В свое время все это уже проходил Нестеров. В первые годы Ирина была идеальной милицейской женой и относилась к работе мужа с должным уважением и пониманием. Она не жаловалась, не возмущалась и не роптала. Более того, когда это было необходимо, по мере сил старалась помочь. Кстати, первое «боевое крещение» Ирины состоялось уже на пятый день их официально проштампованной совместной жизни.
После свадьбы Нестерову предоставили медовую неделю, четыре дня из которой они провели на даче в Рощино, не вылезая из постели. Насытившись жизнью интимной, Ирине захотелось жизни духовной, и на пятый день они потащились в город – на премьеру в Александринку. Времени было полно, и они решили прогуляться от Финбана до театра пешком. На Литейном, немного не доходя до Некрасова, юный супруг вдруг резко обернулся, заметив проскользнувшую мимо дамочку, и констатировал: «Это Вика!»
– Какая и где? – ревниво поинтересовалась Ирина.
– Вон, зашла в проходняк.
– И что?
– Она в розыске, паспорт на Евстигнееву Екатерину.
– Будем ловить?
– Нет! Пойдем по своим делам, а завтра оцепим весь микрорайон – вдруг она до сих пор во дворе нас дожидается!.. Стоп, Ириш, стой на месте.
Нестеров, делая вид, что он пьян и желает по нужде, завалился под арку доходного дома. Минут через пять вышел.
– Одиннадцатая квартира, коммуналка, второй этаж, окна во второй двор, дверь говно, в хате Льдина, ворованные шмотки на дореволюционном шкафу справа от комода, собираются пить портвейн «Иверия» за два сорок две, салат «Столичный» порезан по-хамски, время есть.
– Для того, чтобы меня проводить до театра?
– Для того, чтобы ты позвонила в дежурку.
– И?
– Вызовешь дежурного опера, дашь адрес, скажешь Нестеров ждет в парадной напротив.
– А если…
– Сошлешься на Романова, тот знает – я порожняки не гоняю.
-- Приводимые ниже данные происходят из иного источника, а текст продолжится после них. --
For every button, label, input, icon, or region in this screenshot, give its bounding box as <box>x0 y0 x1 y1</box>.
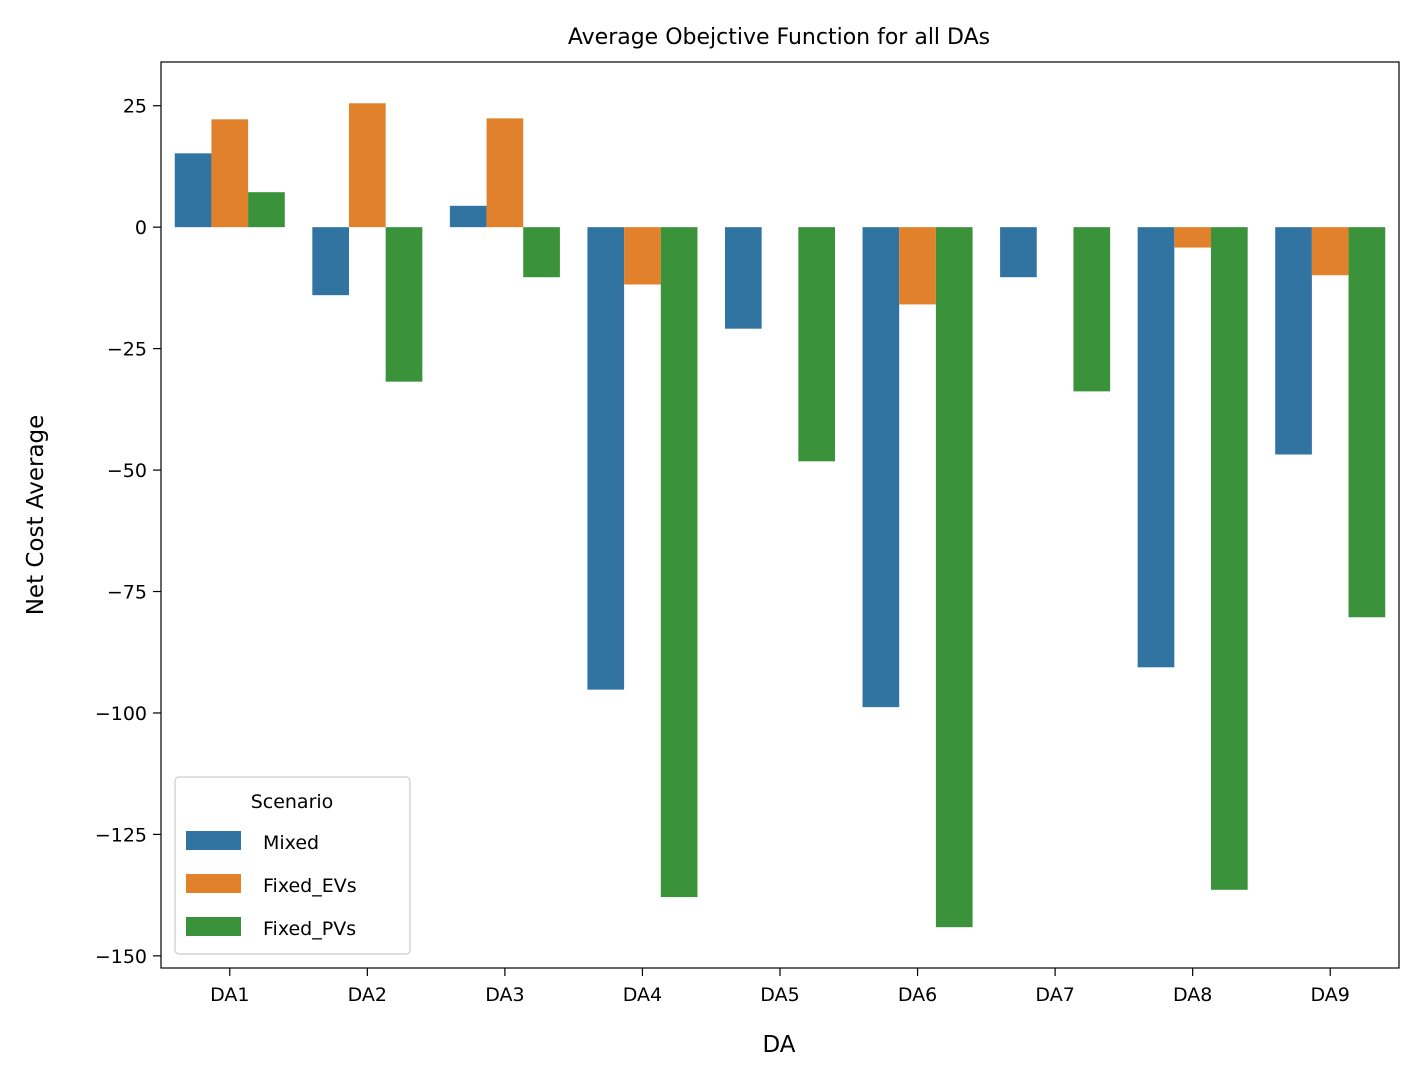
legend-swatch-fixed-evs <box>186 874 241 893</box>
bar-mixed-da2 <box>312 227 349 296</box>
x-tick-label: DA2 <box>348 984 387 1006</box>
x-tick-label: DA5 <box>760 984 799 1006</box>
x-axis: DA1 DA2 DA3 DA4 DA5 DA6 DA7 DA8 DA9 <box>210 968 1350 1006</box>
y-tick-label: −100 <box>95 703 147 725</box>
bar-mixed-da1 <box>174 153 212 228</box>
legend-label-mixed: Mixed <box>263 832 319 854</box>
bar-fixed-evs-da4 <box>624 227 661 285</box>
legend: Scenario Mixed Fixed_EVs Fixed_PVs <box>174 776 411 955</box>
y-tick-label: −75 <box>107 582 147 604</box>
y-axis-label: Net Cost Average <box>23 415 49 616</box>
bar-fixed-pvs-da4 <box>660 227 698 898</box>
bar-mixed-da5 <box>724 227 762 329</box>
bar-fixed-evs-da9 <box>1311 227 1349 276</box>
x-tick-label: DA7 <box>1035 984 1074 1006</box>
x-axis-label: DA <box>762 1032 795 1058</box>
y-tick-label: 25 <box>123 96 147 118</box>
bar-mixed-da8 <box>1137 227 1175 668</box>
bar-mixed-da6 <box>862 227 900 708</box>
bar-fixed-pvs-da1 <box>248 192 285 228</box>
bar-mixed-da4 <box>587 227 625 690</box>
bar-fixed-pvs-da5 <box>798 227 836 462</box>
bar-fixed-pvs-da6 <box>935 227 973 928</box>
x-tick-label: DA1 <box>210 984 249 1006</box>
legend-label-fixed-evs: Fixed_EVs <box>263 875 357 897</box>
bar-mixed-da9 <box>1275 227 1312 455</box>
bar-fixed-evs-da8 <box>1174 227 1212 248</box>
x-tick-label: DA3 <box>485 984 524 1006</box>
legend-title: Scenario <box>251 791 334 813</box>
y-tick-label: −125 <box>95 824 147 846</box>
chart-title: Average Obejctive Function for all DAs <box>568 25 990 50</box>
bar-fixed-evs-da6 <box>899 227 936 305</box>
y-tick-label: −150 <box>95 946 147 968</box>
plot-frame <box>160 61 1400 969</box>
bar-mixed-da3 <box>449 205 487 228</box>
x-tick-label: DA4 <box>623 984 662 1006</box>
bar-fixed-pvs-da7 <box>1073 227 1111 392</box>
x-tick-label: DA6 <box>898 984 937 1006</box>
bar-fixed-pvs-da2 <box>385 227 423 382</box>
legend-swatch-fixed-pvs <box>186 917 241 936</box>
legend-frame <box>174 776 411 955</box>
x-tick-label: DA8 <box>1173 984 1212 1006</box>
bar-fixed-evs-da2 <box>348 103 386 228</box>
legend-swatch-mixed <box>186 831 241 850</box>
legend-label-fixed-pvs: Fixed_PVs <box>263 918 356 940</box>
bar-fixed-pvs-da8 <box>1211 227 1248 890</box>
bar-fixed-pvs-da3 <box>523 227 560 278</box>
y-tick-label: −25 <box>107 339 147 361</box>
bar-fixed-evs-da1 <box>211 119 249 228</box>
x-tick-label: DA9 <box>1311 984 1350 1006</box>
bars-group <box>174 103 1386 928</box>
y-tick-label: −50 <box>107 460 147 482</box>
bar-fixed-pvs-da9 <box>1348 227 1386 618</box>
bar-mixed-da7 <box>1000 227 1037 278</box>
y-axis: 25 0 −25 −50 −75 −100 −125 −150 <box>95 96 161 968</box>
bar-fixed-evs-da3 <box>486 118 524 228</box>
y-tick-label: 0 <box>135 217 147 239</box>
На вот – возьми две копейки.
– Так ведь «02» бесплатно.
– До «02» за мою жизнь еще никто никогда не дозванивался.
Ирина позвонила с ближайшего таксофона, передала текст, а затем вернулась и нашла Нестерова.
Двадцать минут томительного ожидания Ирина провела в пахнувшей мочой парадной. Она хотела спросить у Нестерова, что все это значит, но он шепнул ей: «Ириш, ты у меня жена в самый раз!.. Но давай попозже».
Романов прибыл трусцой. Он оказался молодым, с наглецой, крепышом-колобком. Он заметно суетился и постоянно вздергивал носом:
– Сашка, ну ты даешь!.. И Льдина с ней?! Все, добегался сучонок.
– Подождешь? – наивно попросил Нестеров Ирину.
– Конечно! А то на вас посмотришь, так ходить по улицам страшно!..
По женскому вою и звуку битого стекла Ирина поняла, что сыщики проникли к Вике и беседа начапась. Ирина зачем-то поперлась в квартиру номер одиннадцать. Двери были распахнуты и с лестничной площадки, и в комнату. Пожилой спившийся мужчина с интересом наблюдал из коридора, как Льдина, запутавшись в желтом от времени тюле, пытается обороняться огромной хрустатьной вазой. Получалось не очень. Ваза не умещалась в руке. После седьмого-восьмого удара ему в голову чугунной витой рамкой для фотографии он затих. Романов нагло зашмыгал носом. Нестеров чуть ослабил внимание, Вика вырвалась и разодрала Ирине не только кофточку, но и бюстгальтер. Увидев это, Нестеров за волосы отбросил Вику, она ударилась о стол спиной и заплакала. На столе перевернулась салатница с кислой капустой, рассол дотек до края и капал на лоб Вики.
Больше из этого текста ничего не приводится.